Infelizmente, hoje, a capacidade intelectual destas elites para enfrentar as
mudanças em curso não parece haver melhorado uma vez que os
mesmos "decisores e peritos" há apenas dois meses não
imaginavam possível que a Tunísia e depois o Egipto pudessem ver
os seus regimes derrubados proximamente. Governos e instituições
internacionais cegas
[3]
, peritos e medias ultrapassados
[4]
, ... as elites ocidentais, e os seus clones das diferentes regiões do
mundo, continuam a afundar nos
"holzweg"
(caminhos errados da História), caminhos florestais que não
levam a parte nenhuma, ou mais exactamente como sublinhava Heidegger, que
não levam a qualquer parte senão se se tiver a humildade de estar
constantemente à escuta da floresta e dos seus sinais
[5]
.
Contudo, quando os sinais se tornam verdadeiras sirenes de alerta, nossas
elites parecem decidir tudo fazer para ignorá-los.
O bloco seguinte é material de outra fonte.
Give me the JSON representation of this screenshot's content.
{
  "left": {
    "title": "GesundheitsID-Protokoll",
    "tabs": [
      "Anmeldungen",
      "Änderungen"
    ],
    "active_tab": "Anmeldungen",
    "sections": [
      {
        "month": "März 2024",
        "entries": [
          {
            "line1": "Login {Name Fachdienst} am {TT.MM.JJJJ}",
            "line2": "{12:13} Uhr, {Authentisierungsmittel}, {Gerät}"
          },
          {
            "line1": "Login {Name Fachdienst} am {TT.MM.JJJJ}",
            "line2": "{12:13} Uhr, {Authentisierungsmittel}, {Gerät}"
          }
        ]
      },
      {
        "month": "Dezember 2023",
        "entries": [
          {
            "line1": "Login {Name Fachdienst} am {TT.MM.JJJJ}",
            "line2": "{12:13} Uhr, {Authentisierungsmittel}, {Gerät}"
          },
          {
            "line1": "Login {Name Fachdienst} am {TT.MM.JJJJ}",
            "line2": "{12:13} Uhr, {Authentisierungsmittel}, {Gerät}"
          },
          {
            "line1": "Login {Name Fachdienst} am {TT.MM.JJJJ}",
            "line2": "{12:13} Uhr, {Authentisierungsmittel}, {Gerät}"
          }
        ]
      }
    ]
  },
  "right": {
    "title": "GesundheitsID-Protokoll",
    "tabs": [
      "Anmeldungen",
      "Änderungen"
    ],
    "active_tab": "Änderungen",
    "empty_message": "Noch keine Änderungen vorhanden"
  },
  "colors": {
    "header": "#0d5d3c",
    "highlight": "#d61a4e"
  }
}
Tomemos um exemplo
muito recente: a comparação dos acontecimentos afectando o mundo
árabe com a queda do Muro de Berlim. Nossa equipe ficou muito
interessada ao verificar que esta imagem que utilizamos desde 2006 para ajudar
a compreender o processo em curso de desintegração da
potência dos Estados Unidos, é doravante retomada alegremente por
dirigentes políticos (Angela Merkel à cabeça
[6]
) e peritos de toda espécie. Entretanto, hoje, aqueles mesmos que fazem
esta comparação parecem proibir-se de seguir o seu caminho
intelectual até o fim, até o momento em que ele desemboca numa
compreensão da dinâmica dos acontecimentos. Contentam-se em
descrever, sem analisar.
Ora, este "muro" que rui foi bem construído por alguém,
ou alguma coisa, e com um fim preciso. O "Muro de Berlim" havia sido
construído pelo regime da Alemanha do Leste, no contexto mais geral da
"Cortina de ferro", desejada pela URSS
[NR]
, para separar o mais hermeticamente possível o bloco comunista do
Ocidente. E isso visava no essencial evitar toda colocação em
causa do poder detido pelo partido único em cada país comunista a
fim de perpetuar o controle por Moscovo dos países europeus do Leste; em
contrapartida, Moscovo assegurava apoio sem falha e prebendas de todo
género aos dirigentes dos países da Europa do Leste. O derrube do
"Muro de Berlim", pondo em causa estes monopólios de poder e
portanto os objectivos que serviam, provocou assim em alguns meses a queda
sucessiva de todos os regimes comunistas da Europa do Leste para terminar dois
anos mais tarde pela dissolução da URSS e o fim de 70 anos de
poder absoluto do partido comunista russo.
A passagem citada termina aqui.